Yüce Büyücü Novel
'Ya bu adam uzun süren acıdan dolayı delirmiş ya da işinden keyif alıyor.' Solus dikkat çekti. 'Diğer Et Golemleri çok daha az yaratıcı çünkü onlar kendilerini komutlarını takip etmekle sınırlıyorlar, halbuki bu adam elinden gelenin en iyisini yapıyor.'
Gerçekten akıllıca bir stratejiydi. Tıpkı gerçek büyücüler gibi yapıların da ilahi söylemesine gerek yoktu. Daha da iyisi, Lith'in yaptığı gibi büyü yapmakla vakit kaybetmeden, yeteneklerinin bir kısmını özgürce kullanabiliyorlardı.
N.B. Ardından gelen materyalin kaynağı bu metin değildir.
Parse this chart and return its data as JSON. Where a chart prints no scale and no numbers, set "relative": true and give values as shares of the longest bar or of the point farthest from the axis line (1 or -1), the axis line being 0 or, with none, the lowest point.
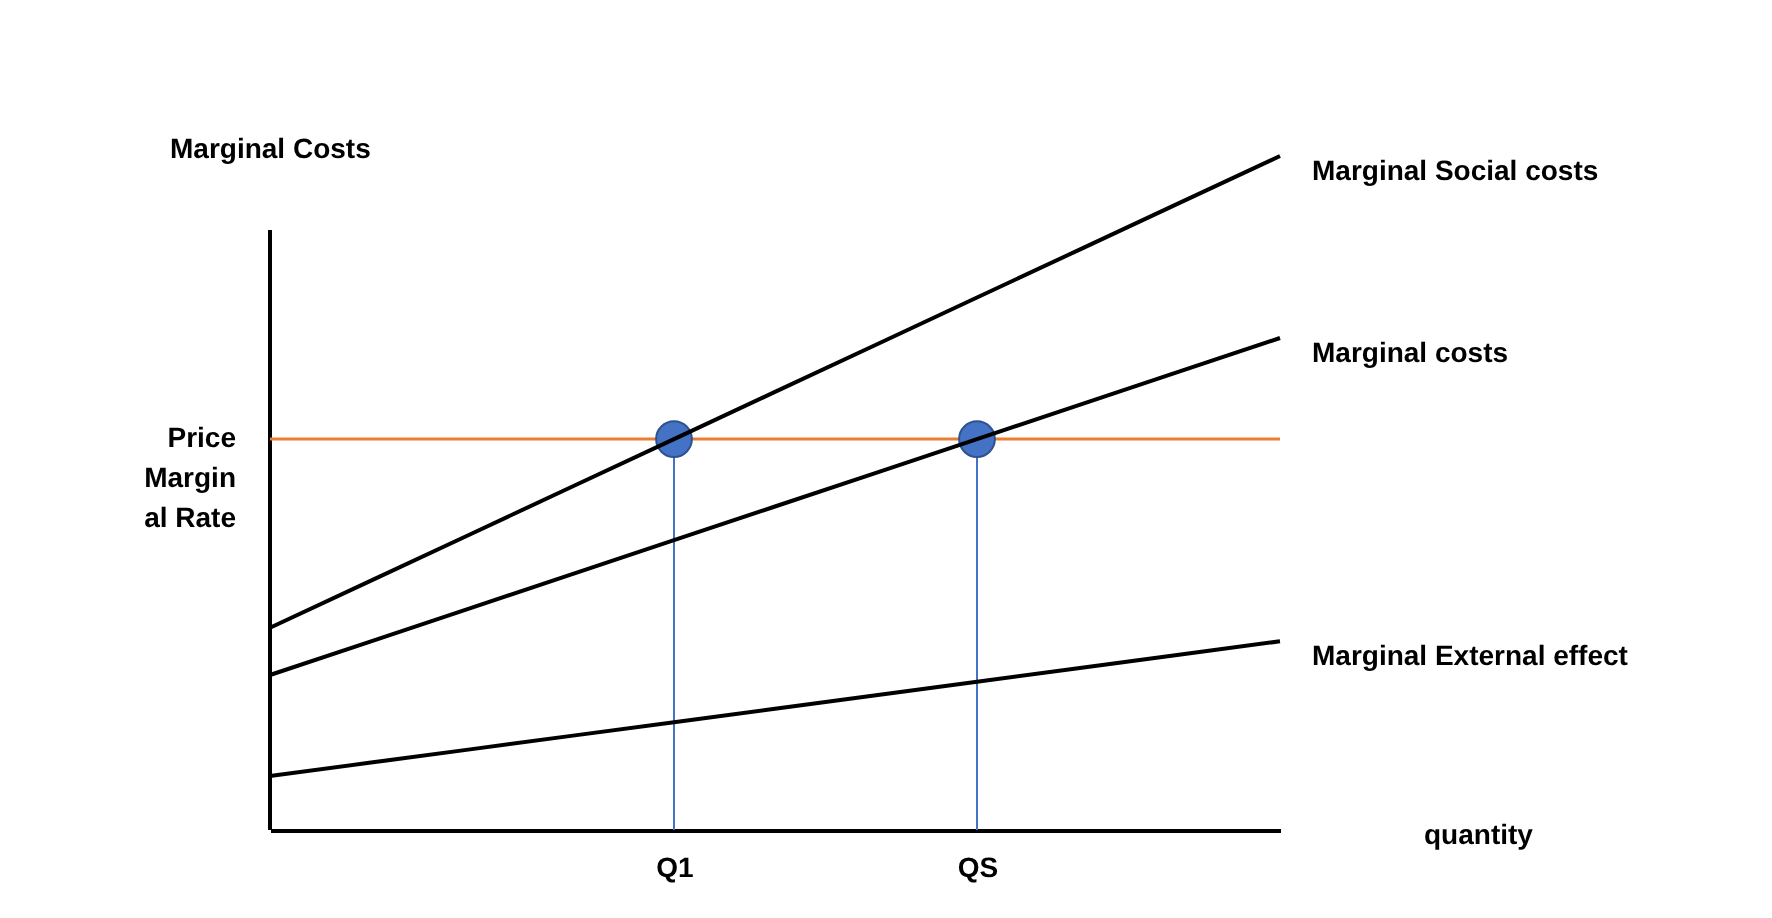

Geniş karanlık darbeleri kullanan Golem, Lith'in ya tüm büyülerini tüketmesini ya da arkasındaki diğer iki insanı yok etmesini sağlıyordu. Normalde Lith, Neshal ya da Morok'u pek umursamazdı ama onlar olmasaydı, bir yerine üç Golemle yüzleşmek zorunda kalacaktı.
Bu sefer matematik sert bir metresiydi.
Daha da kötüsü, kara darbeler o kadar yakına toplanmıştı ki, Lith bunalmamak için alternatif büyülere ve Köken Alevlerine başvurmak zorunda kaldı.
Golem, insanın inanılmaz atış hızını fark etti ve çok geçmeden bu oyundan bıktı. Gitmek için arkasını döndü ama bedeni hareket etmeyi reddetti. Quylla, yaşam gücünde ustalıkla ustalaştırılan rünlerden beşini yok etmeyi yeni bitirmişti.
Az önce keseli sıçan oynamış, rakibini etkisiz hale getirmeye zaman ayırıp elinden geldiğince mana tasarrufu yapmıştı. Beşinci aşama büyüler ve aldığı dayak arasında enerji rezervleri tehlikeli derecede düşüktü.
“İkisi de çaresiz!” Sadist yapının vücudunun izin verdiği ölçüde acı çekmesini sağlarken ilk Golem'e hızlı bir ölüm bahşeden Lith'e söyledi.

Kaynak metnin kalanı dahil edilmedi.